Superintendent of Public Instruction Diane Douglas said that while she supports revamping the cumbersome funding formulas, Ducey's wish to come up with a plan by the end of the year may be far too ambitious.

Douglas said she worries a rush to overhaul the financing formulas will have unintended consequences.

"Do we want to be talking about it for 10 years like some organizations I was involved with when I was on the school board did — I think we can do it faster than that," she said. "But I think this is an important time in Arizona's education, that we need to make sure what we do, we do right. And it's not an easy thing."

Ducey last month announced the members of his Classrooms First Initiative Council, which is charged with coming up with an interim plan by September and a final proposal by December.

"While I've been a strong proponent of looking at our funding formulas for a very long time .... I'm not sure that type of timeline is going to serve us well," Douglas said.

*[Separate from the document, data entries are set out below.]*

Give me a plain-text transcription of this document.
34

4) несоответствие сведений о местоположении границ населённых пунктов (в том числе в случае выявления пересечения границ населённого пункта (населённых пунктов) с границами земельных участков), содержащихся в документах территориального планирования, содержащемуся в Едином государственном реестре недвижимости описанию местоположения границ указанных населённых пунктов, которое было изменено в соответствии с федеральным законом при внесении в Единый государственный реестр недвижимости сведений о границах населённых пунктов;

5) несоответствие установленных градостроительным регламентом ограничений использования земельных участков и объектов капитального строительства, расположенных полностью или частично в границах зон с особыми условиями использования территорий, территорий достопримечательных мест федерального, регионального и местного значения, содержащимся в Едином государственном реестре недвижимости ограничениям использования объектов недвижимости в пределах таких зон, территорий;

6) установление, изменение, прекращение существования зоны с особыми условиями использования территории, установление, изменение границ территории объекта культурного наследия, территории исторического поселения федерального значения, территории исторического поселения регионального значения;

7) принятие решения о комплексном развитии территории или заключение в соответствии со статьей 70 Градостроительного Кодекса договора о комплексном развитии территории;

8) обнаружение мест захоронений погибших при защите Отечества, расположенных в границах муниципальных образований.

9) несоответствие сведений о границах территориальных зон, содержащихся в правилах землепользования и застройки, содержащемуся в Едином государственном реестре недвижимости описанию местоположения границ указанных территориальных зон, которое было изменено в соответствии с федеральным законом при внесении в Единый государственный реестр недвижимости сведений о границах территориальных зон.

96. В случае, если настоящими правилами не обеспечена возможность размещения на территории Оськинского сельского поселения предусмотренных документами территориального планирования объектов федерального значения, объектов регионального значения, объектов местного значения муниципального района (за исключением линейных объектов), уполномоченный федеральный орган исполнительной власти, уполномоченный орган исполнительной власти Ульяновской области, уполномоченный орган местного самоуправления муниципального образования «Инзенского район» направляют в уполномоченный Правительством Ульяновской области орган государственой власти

Douglas is on the council, as are many professional educators. The Legislature would have to change state law to enact the plan.

Douglas made the comments during an hour-long meeting with reporters in a Board of Education office. She also discussed her ongoing legal battle with the Board of Education and her analysis that the new state budget actually cut more funding for charter schools than lawmakers believed.

Her position on the charter school cuts puts her at odds with the Legislature's official budget analysts, who issued a report last week saying that the budget did not completely cut one element of funding for small charters as Douglas contends.

Douglas has asked Attorney General Mark Brnovich for a formal opinion of what the budget law says. She said she's under pressure to ignore her own analysis and fund charters bases on what the Legislature thought they were voting on and not what the law actually says.

"And so they want us to just disregard that, but the legislation is what the legislation is," Douglas said. "And we do not at the department interpret the law, we apply the law."